Imaginons maintenant qu’un lecteur ne connaisse pas Georges Steiner (1929-2020), l’auteur du livre dont je veux vous parler. Il ne saurait donc pas que cet homme a été un des plus beaux exemples de ce que l’Europe Centrale[1] pouvait produire en matière d’intellectuels juifs. Il n’aurait aucune idée de l’érudition phénoménale que ce grand professeur et critique littéraire pouvait déployer. Il ne comprendrait donc pas que l’on ait pu lui demander une préface à la Bible Hébraïque.

George Steiner et son sourire malicieux de celui qui en sait long

Il faudrait donc de toute urgence que ce lecteur quelconque lise ce petit ouvrage, avant, peut-être d’aller plus loin explorer la galaxie Steiner et ses grands astres écrits.

Ce texte était donc initialement destiné à ouvrir une nouvelle édition de la King James Bible Version, la grande version historique de langue anglaise, parue pour la première fois en 1611, et sans cesse rééditée et améliorée depuis[2]. Mais il a, depuis sa rédaction, été intégré à un recueil de textes de l’auteur, car il possède sa propre autonomie.

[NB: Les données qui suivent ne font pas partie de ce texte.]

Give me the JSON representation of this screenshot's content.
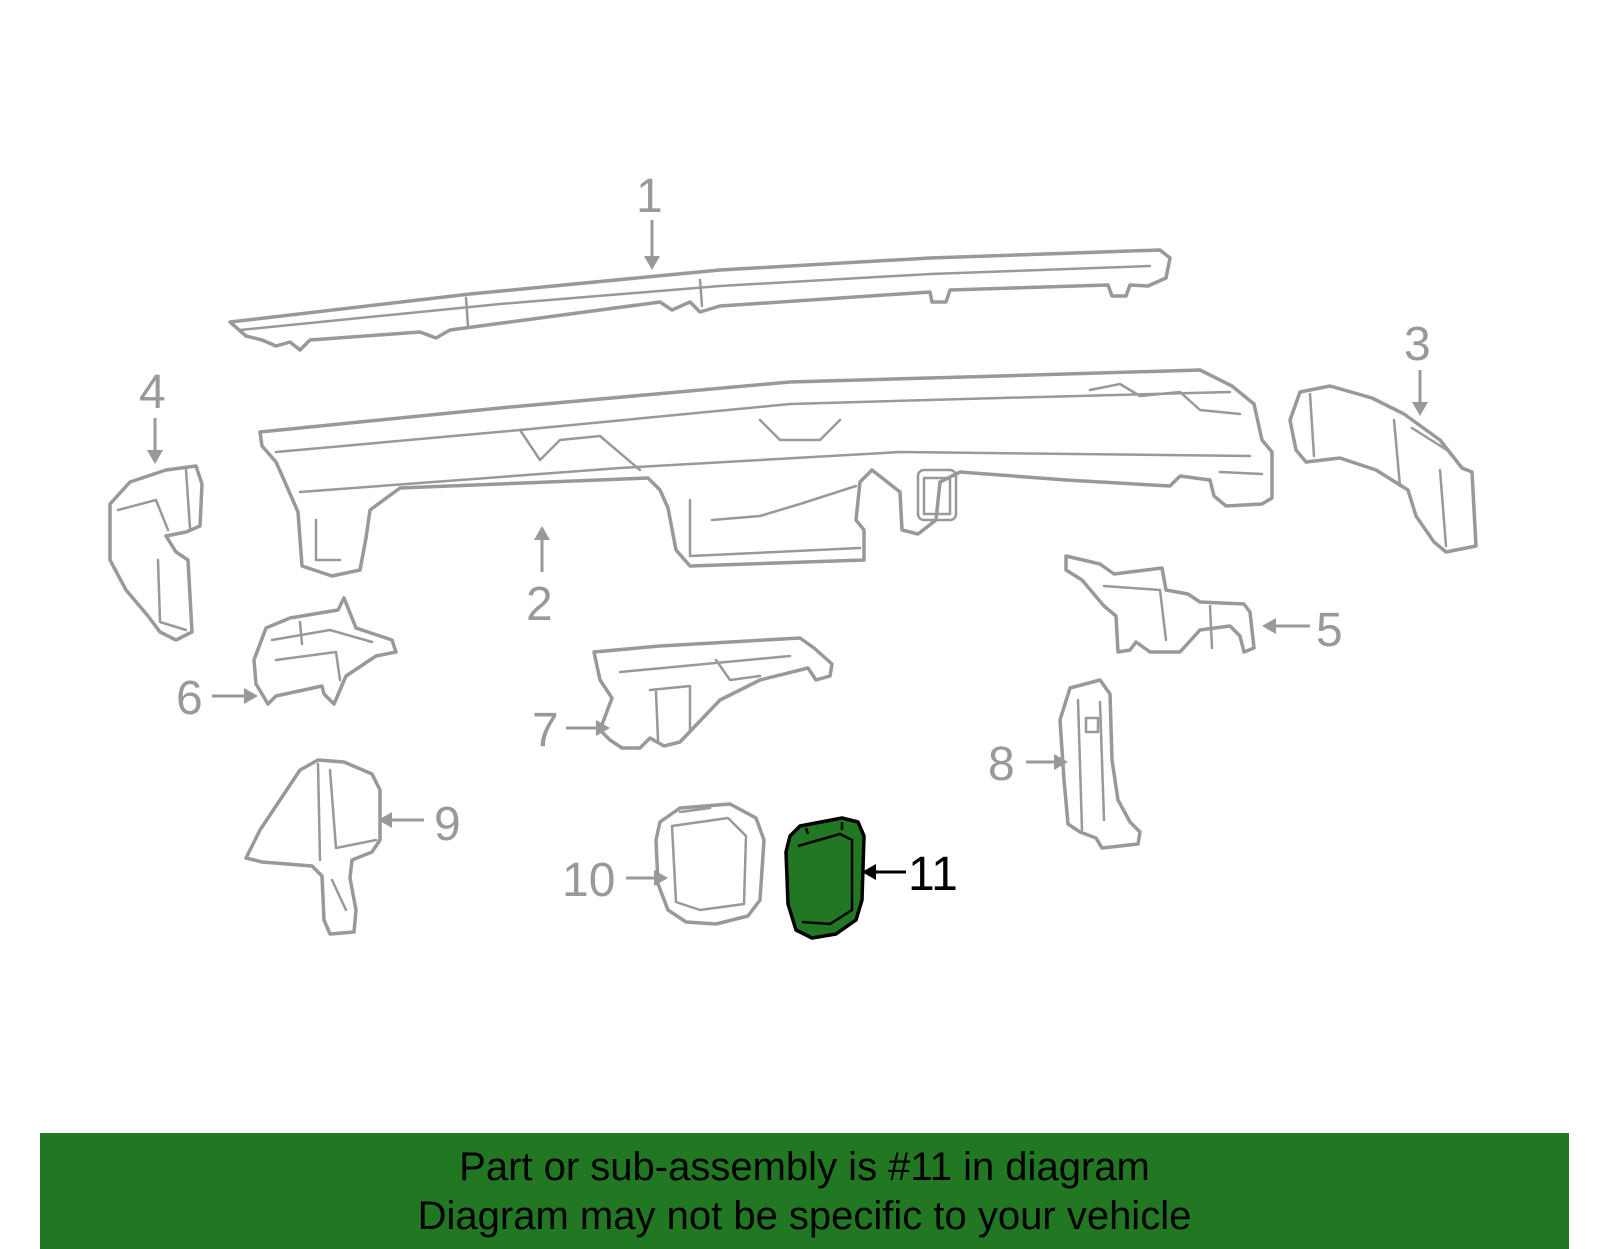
{
  "highlight_color": "#227722",
  "callouts": {
    "c1": "1",
    "c2": "2",
    "c3": "3",
    "c4": "4",
    "c5": "5",
    "c6": "6",
    "c7": "7",
    "c8": "8",
    "c9": "9",
    "c10": "10",
    "c11": "11"
  },
  "highlighted_part": "11",
  "banner": {
    "line1": "Part or sub-assembly is #11 in diagram",
    "line2": "Diagram may not be specific to your vehicle"
  }
}
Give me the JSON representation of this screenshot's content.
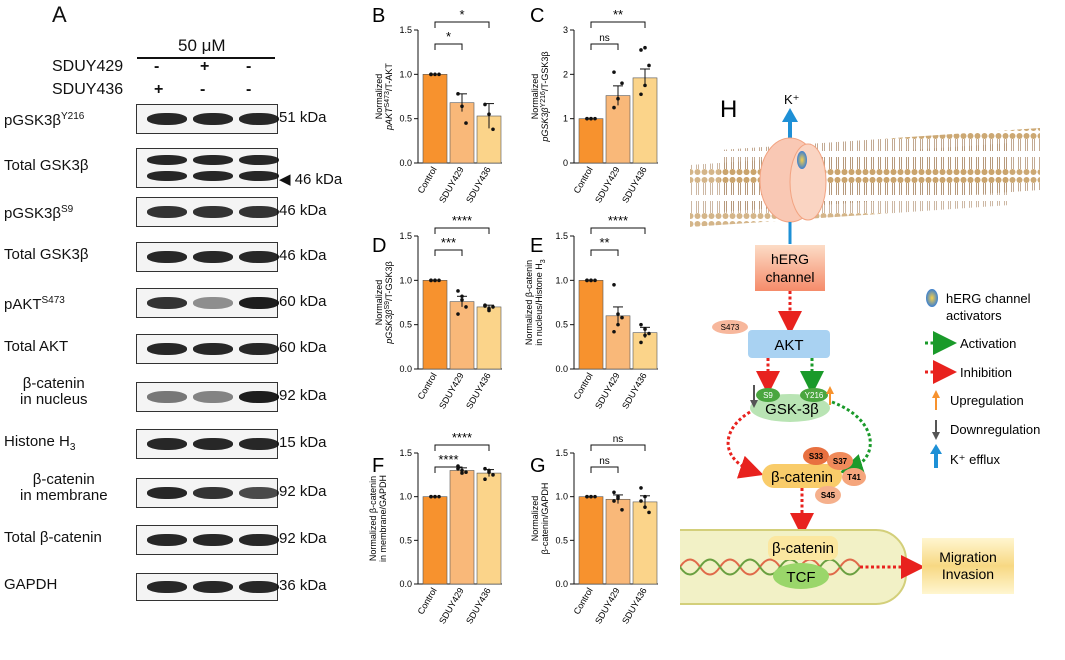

Steiner consacre son premier chapitre à la linguistique et à la langue de l’original et de la traduction. Pour lui, les traducteurs de la King James Bible ont fait une véritable œuvre de création littéraire, à partir du texte hébreu à traduire. Il donne de nombreux extraits en langue anglaise, suivis de leur traduction en français, tiré de la TOB (Traduction Œcuménique de la Bible). On voit en effet aisément la qualité purement littéraire de cette traduction, avec des trouvailles originales pour traduire certains termes originaux. On peut observer exactement le même phénomène quand on prend la peine d’étudier la traduction de Louis Segond, pour les bibles protestantes de langue française. Ces traductions sont tellement fortes et réussies, elles ont connu une telle diffusion qu’elles ont marqué à jamais le culte, la langue et même les dogmes des Eglises qui les utilisent.

Il revient ensuite sur la spécificité de la langue hébraïque et présente les graves soucis qu’ont rencontrés tous les traducteurs. Notamment en conjugaison, puisque l’hébreu ne connaît que deux temps, et pas le futur.

Le troisième temps de sa démarche est une analyse séquentielle de tous les livres de la bible hébraïque, de la Genèse à Malachie, car il les prend dans l’ordre protestant, et écarte donc les apocryphes qu’ont retenus les catholiques et orthodoxes. Il accorde une importance particulière aux Prophètes, dont il dit :

« C’est des Prophètes que sont nées deux grandes hérésies du judaïsme : le christianisme et le socialisme ou communisme utopique [il écarte ainsi le marxisme]. […] Depuis les anarchistes millénaristes et les esprits libres du Moyen Âge jusqu’à Cromwell et Marx, les « protestants » seront du côté des Prophètes et de leurs impératifs messianiques. » (P. 99.)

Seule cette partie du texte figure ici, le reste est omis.